Tenisha Tate-Austin and Paul Austin were so “shocked” by an appraiser’s early 2020 assessment of their Bay Area home that they decided it wasn’t enough to argue with their bank that the undervaluation was racially motivated.
Instead, according to a suit filed last week against the appraisal company, the African-American couple asked for a new appraisal and “white-washed” their home by removing photos of themselves and their children, and storing any African or African-American themed artwork. Then they asked a white friend to greet the new appraiser and put some of her own family photos around the house.
The original appraisal of their Marin City home came in at just under $1 million. The “white-washed” version of the same house only weeks later? Nearly $1.5 million.
Race was a motivating factor in the original appraiser’s “unreasonably low valuation of the Austins’ house, in violation of the Fair Housing Act and related federal and state laws,” according to the suit, filed in federal district court. The Austins “suffered damages, including loss of financing opportunity in connection with their dwelling, economic losses, emotional distress with attendant physical injuries, and violation of their civil rights.” They are demanding a jury trial, punitive damages and an order from the court to ensure that such discriminatory practices do not take place again.
The Austin family’s suit is one of several filed by Black Bay Area homeowners recently, arguing that widespread discriminatory practices in the appraisal industry are a modern-day version of “redlining,” a decades-long strategy of denying financial services and undervaluing homes in predominantly Black and Latino neighborhoods.
“Discrimination in the appraisal process is something we’re seeing more and more often,” said Caroline Peattie, executive director of Fair Housing Advocates of Northern California, in a statement.
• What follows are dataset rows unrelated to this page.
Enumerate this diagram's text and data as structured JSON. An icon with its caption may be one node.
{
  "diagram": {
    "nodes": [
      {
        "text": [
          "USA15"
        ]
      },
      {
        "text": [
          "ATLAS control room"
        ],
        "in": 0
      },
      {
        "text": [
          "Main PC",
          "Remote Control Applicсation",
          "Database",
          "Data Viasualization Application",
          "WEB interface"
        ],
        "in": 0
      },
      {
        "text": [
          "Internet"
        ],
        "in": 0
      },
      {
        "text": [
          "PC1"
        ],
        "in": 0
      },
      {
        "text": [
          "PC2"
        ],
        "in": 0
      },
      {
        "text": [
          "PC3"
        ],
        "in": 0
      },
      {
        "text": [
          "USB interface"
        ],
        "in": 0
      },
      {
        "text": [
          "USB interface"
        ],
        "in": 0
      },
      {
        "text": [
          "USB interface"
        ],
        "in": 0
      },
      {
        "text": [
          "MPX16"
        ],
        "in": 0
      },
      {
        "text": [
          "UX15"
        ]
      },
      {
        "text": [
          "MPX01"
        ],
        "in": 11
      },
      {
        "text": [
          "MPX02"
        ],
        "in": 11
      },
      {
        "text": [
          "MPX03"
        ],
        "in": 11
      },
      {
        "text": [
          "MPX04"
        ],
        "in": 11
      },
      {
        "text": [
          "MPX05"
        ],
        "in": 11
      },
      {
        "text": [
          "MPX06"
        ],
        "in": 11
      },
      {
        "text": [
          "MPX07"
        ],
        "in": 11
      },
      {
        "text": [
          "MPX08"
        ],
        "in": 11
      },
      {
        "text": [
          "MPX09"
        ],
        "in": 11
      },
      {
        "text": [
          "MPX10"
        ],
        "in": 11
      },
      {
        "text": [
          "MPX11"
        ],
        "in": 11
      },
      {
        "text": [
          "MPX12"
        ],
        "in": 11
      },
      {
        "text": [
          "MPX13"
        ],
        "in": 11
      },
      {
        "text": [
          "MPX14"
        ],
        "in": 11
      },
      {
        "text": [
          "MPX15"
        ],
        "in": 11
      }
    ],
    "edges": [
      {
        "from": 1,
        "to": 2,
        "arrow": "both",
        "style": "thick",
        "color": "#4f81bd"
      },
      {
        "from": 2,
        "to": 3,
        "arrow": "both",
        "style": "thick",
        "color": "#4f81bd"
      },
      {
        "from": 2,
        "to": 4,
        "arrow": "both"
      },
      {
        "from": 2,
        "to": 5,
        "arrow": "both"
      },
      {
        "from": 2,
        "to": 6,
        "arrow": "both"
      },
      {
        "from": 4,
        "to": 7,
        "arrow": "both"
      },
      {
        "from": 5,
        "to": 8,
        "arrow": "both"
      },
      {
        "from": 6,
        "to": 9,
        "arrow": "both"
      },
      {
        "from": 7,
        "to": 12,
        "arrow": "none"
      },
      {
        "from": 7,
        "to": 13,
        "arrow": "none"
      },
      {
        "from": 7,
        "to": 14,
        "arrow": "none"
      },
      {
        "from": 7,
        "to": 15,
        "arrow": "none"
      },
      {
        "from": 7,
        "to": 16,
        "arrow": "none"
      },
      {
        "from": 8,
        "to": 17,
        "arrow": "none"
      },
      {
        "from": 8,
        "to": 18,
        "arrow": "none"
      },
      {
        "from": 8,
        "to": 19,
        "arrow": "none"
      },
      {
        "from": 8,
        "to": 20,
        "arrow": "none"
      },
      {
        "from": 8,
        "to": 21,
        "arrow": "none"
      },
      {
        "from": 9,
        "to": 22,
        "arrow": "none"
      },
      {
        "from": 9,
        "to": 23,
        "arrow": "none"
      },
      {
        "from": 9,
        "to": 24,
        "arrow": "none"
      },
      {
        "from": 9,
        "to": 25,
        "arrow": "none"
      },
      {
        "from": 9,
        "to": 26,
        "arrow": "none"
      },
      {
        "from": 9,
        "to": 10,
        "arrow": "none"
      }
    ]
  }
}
The organization filed the December suit on behalf of the Austins as well as a similar July suit for Cora Robinson, a Black Oakland duplex owner.
“Not only were there things in the appraisal that were just plain wrong, such as the number of bedrooms and the property classified as rent controlled when it’s not, but the sales comps that the appraiser chose to use were guaranteed to lower the value of my house,” Robinson said in a statement when her case was filed.
This type of housing discrimination isn’t new, Peattie said. What has changed is that more homeowners of color are now coming forward when they experience an unfair appraisal, particularly when it results in their loan or refinance being denied.
Nor is the extra attention confined to the Bay Area. In April, Congress approved the Real Estate Valuation Fairness and Improvement Act, which created a federal interagency task force to deal with the issue. Susan Rice is leading the task force, with a report due by early next year.
People of color are also facing discrimination in the rental market, according to a report that shows people with Black- or Latino-sounding names are less likely to get a response from landlords than those with white-sounding names.
Austin said in a statement that part of his motivation in filing suit last week was to bring more attention to the housing issues being faced by people of color in the hopes of seeing reform.
“I really hope that this lawsuit makes appraisers and lenders start to look more carefully at their practices and policies,” he said. “We feel that litigating this case is not only important for us but for our community as well.”